To put it succinctly, it is precisely because Christmas has been commercialized and demeaned by our culture that we must become more knowing, more articulate, more robust in the manifestation of its true meaning and power. If we don't do it as a sign for the world, we must at the very least do it for ourselves and not succumb to pride. We can't think we're unaffected by all of what's happening around us from mid-November until December 25th, and then suddenly ending. When we return home after a saccharine-soaked swim in our cultural soup, we must have cures for it. On the one hand, we can drive past the decorated trees on mainstreet and pass the Salvation Army Santa Clauses and retreat behind our door with a grumbled "Bah humbug," seeking to purify our minds entirely from all this untimely joy. But it seems to me to be just as effective to put up our own tree, with our own meaning and intent, and to allow ourselves to be struck by the difference of it all. The tree can serve as a true herald who disabuses us of Herod's lies. We should keep the season robustly and vitally within our own homes, very aware of the meaning behind all that we do. Doing so will at once highlight the vapidness of the culture's indulgences and soberly remind us what is being missed - it might even spur us on to find ways of expressing the distinction to the world (such as writing a blog post, for example). Are we giving in to the culture more by maintaining our own observance with added vitality rather than by simply retreating from it all?

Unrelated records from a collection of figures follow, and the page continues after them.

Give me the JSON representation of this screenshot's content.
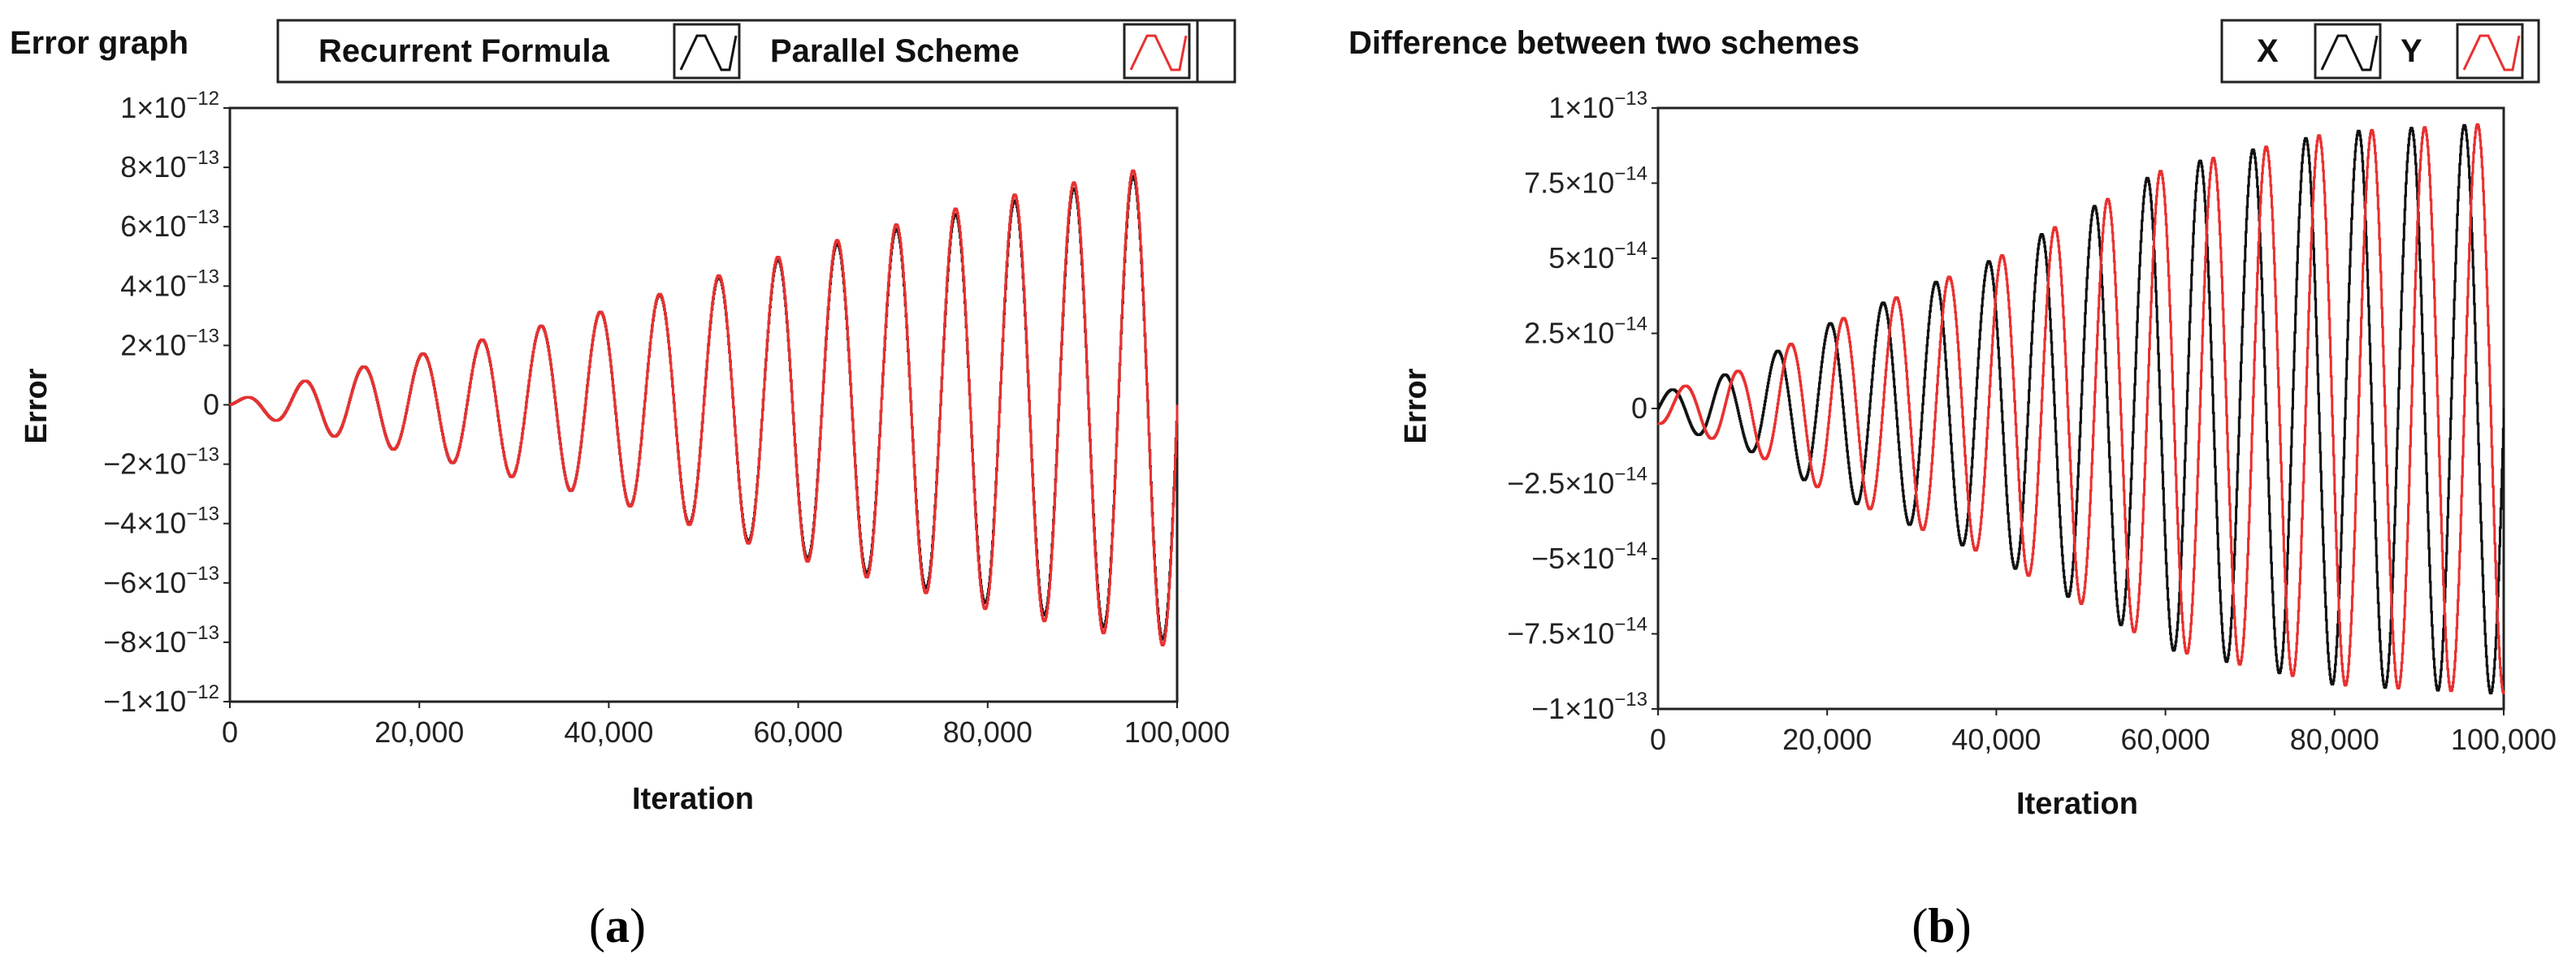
{
  "chart_data": [
    {
      "type": "line",
      "panel": "a",
      "title": "Error graph",
      "caption_open": "(",
      "caption_letter": "a",
      "caption_close": ")",
      "xlabel": "Iteration",
      "ylabel": "Error",
      "xlim": [
        0,
        100000
      ],
      "ylim": [
        -1e-12,
        1e-12
      ],
      "x_ticks": [
        {
          "value": 0,
          "label": "0"
        },
        {
          "value": 20000,
          "label": "20,000"
        },
        {
          "value": 40000,
          "label": "40,000"
        },
        {
          "value": 60000,
          "label": "60,000"
        },
        {
          "value": 80000,
          "label": "80,000"
        },
        {
          "value": 100000,
          "label": "100,000"
        }
      ],
      "y_ticks": [
        {
          "value": 1e-12,
          "base": "1×10",
          "exp": "−12"
        },
        {
          "value": 8e-13,
          "base": "8×10",
          "exp": "−13"
        },
        {
          "value": 6e-13,
          "base": "6×10",
          "exp": "−13"
        },
        {
          "value": 4e-13,
          "base": "4×10",
          "exp": "−13"
        },
        {
          "value": 2e-13,
          "base": "2×10",
          "exp": "−13"
        },
        {
          "value": 0,
          "base": "0",
          "exp": ""
        },
        {
          "value": -2e-13,
          "base": "−2×10",
          "exp": "−13"
        },
        {
          "value": -4e-13,
          "base": "−4×10",
          "exp": "−13"
        },
        {
          "value": -6e-13,
          "base": "−6×10",
          "exp": "−13"
        },
        {
          "value": -8e-13,
          "base": "−8×10",
          "exp": "−13"
        },
        {
          "value": -1e-12,
          "base": "−1×10",
          "exp": "−12"
        }
      ],
      "legend": [
        "Recurrent Formula",
        "Parallel Scheme"
      ],
      "series": [
        {
          "name": "Recurrent Formula",
          "color": "#111111",
          "model": "growing sinusoid",
          "period": 6250,
          "phase_offset": 0,
          "amplitude": {
            "x": [
              0,
              10000,
              20000,
              40000,
              60000,
              80000,
              100000
            ],
            "y": [
              1e-14,
              1e-13,
              1.7e-13,
              3.2e-13,
              5.1e-13,
              6.7e-13,
              8e-13
            ]
          }
        },
        {
          "name": "Parallel Scheme",
          "color": "#e83030",
          "model": "growing sinusoid",
          "period": 6250,
          "phase_offset": 0,
          "amplitude": {
            "x": [
              0,
              10000,
              20000,
              40000,
              60000,
              80000,
              100000
            ],
            "y": [
              1e-14,
              1e-13,
              1.7e-13,
              3.2e-13,
              5.2e-13,
              6.9e-13,
              8.2e-13
            ]
          }
        }
      ]
    },
    {
      "type": "line",
      "panel": "b",
      "title": "Difference between two schemes",
      "caption_open": "(",
      "caption_letter": "b",
      "caption_close": ")",
      "xlabel": "Iteration",
      "ylabel": "Error",
      "xlim": [
        0,
        100000
      ],
      "ylim": [
        -1e-13,
        1e-13
      ],
      "x_ticks": [
        {
          "value": 0,
          "label": "0"
        },
        {
          "value": 20000,
          "label": "20,000"
        },
        {
          "value": 40000,
          "label": "40,000"
        },
        {
          "value": 60000,
          "label": "60,000"
        },
        {
          "value": 80000,
          "label": "80,000"
        },
        {
          "value": 100000,
          "label": "100,000"
        }
      ],
      "y_ticks": [
        {
          "value": 1e-13,
          "base": "1×10",
          "exp": "−13"
        },
        {
          "value": 7.5e-14,
          "base": "7.5×10",
          "exp": "−14"
        },
        {
          "value": 5e-14,
          "base": "5×10",
          "exp": "−14"
        },
        {
          "value": 2.5e-14,
          "base": "2.5×10",
          "exp": "−14"
        },
        {
          "value": 0,
          "base": "0",
          "exp": ""
        },
        {
          "value": -2.5e-14,
          "base": "−2.5×10",
          "exp": "−14"
        },
        {
          "value": -5e-14,
          "base": "−5×10",
          "exp": "−14"
        },
        {
          "value": -7.5e-14,
          "base": "−7.5×10",
          "exp": "−14"
        },
        {
          "value": -1e-13,
          "base": "−1×10",
          "exp": "−13"
        }
      ],
      "legend": [
        "X",
        "Y"
      ],
      "series": [
        {
          "name": "X",
          "color": "#111111",
          "model": "growing sinusoid",
          "period": 6250,
          "phase_offset": 0,
          "amplitude": {
            "x": [
              0,
              10000,
              20000,
              40000,
              60000,
              80000,
              100000
            ],
            "y": [
              5e-15,
              1.3e-14,
              2.8e-14,
              5e-14,
              8e-14,
              9.2e-14,
              9.5e-14
            ]
          }
        },
        {
          "name": "Y",
          "color": "#e83030",
          "model": "growing sinusoid",
          "period": 6250,
          "phase_offset": 1.5708,
          "amplitude": {
            "x": [
              0,
              10000,
              20000,
              40000,
              60000,
              80000,
              100000
            ],
            "y": [
              5e-15,
              1.3e-14,
              2.8e-14,
              5e-14,
              8e-14,
              9.2e-14,
              9.5e-14
            ]
          }
        }
      ]
    }
  ]
}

And so goes my attempt at justifying my seemingly untimely tree. I welcome discussion, even debate, on the matter. Because, for me, what we do and when we do it are less important questions than why we do them at all. I respect the person who puts up his tree on Christmas Eve, provided he has good reasons for it. It puts Christmas ornaments and decorations in the proper place to realize them as manipulable symbols that have meaning according to their use. They are not ex opere operato fixtures that necessarily add to or detract from our religious awareness. Rather, they are expressions of our awareness - or of our ignorance - to the extent that we use them deliberately and use them well.


  1. The money quote:

    It's all very well and good to grumble about the commercialization of Christmas and determine that we will not participate, but all our efforts and words spent upon this determination can sometimes distract us from the pressing question of what we ought to be doing instead.

    I've thought for some time now that we ought to speak no further of diagnosis, we all know the diagnosis. The time now is for cure: what ought we be doing to cure this. Chesterton said a 1906 essay "The Neglect of Christmas” that our irritation at seemingly mundane Christmastime rituals means simply that we ourselves are insufficiently ritualistic. With apologies to FishEaters, Advent isn't Lent, not quite. What we've done at our house is hold off outwardly festive "stuff" until Gaudete Sunday (you know, the one with the pink candle). We're preparing for Christmas and trying to avoid the twin traps of celebrating Advent and going Adventist, letting virtues run wild (another of Chesterton's themes).

  2. We have to have the tree up before the 6th. Otherwise, where would we have the kids put their shoes for St. Nicholas to fill them?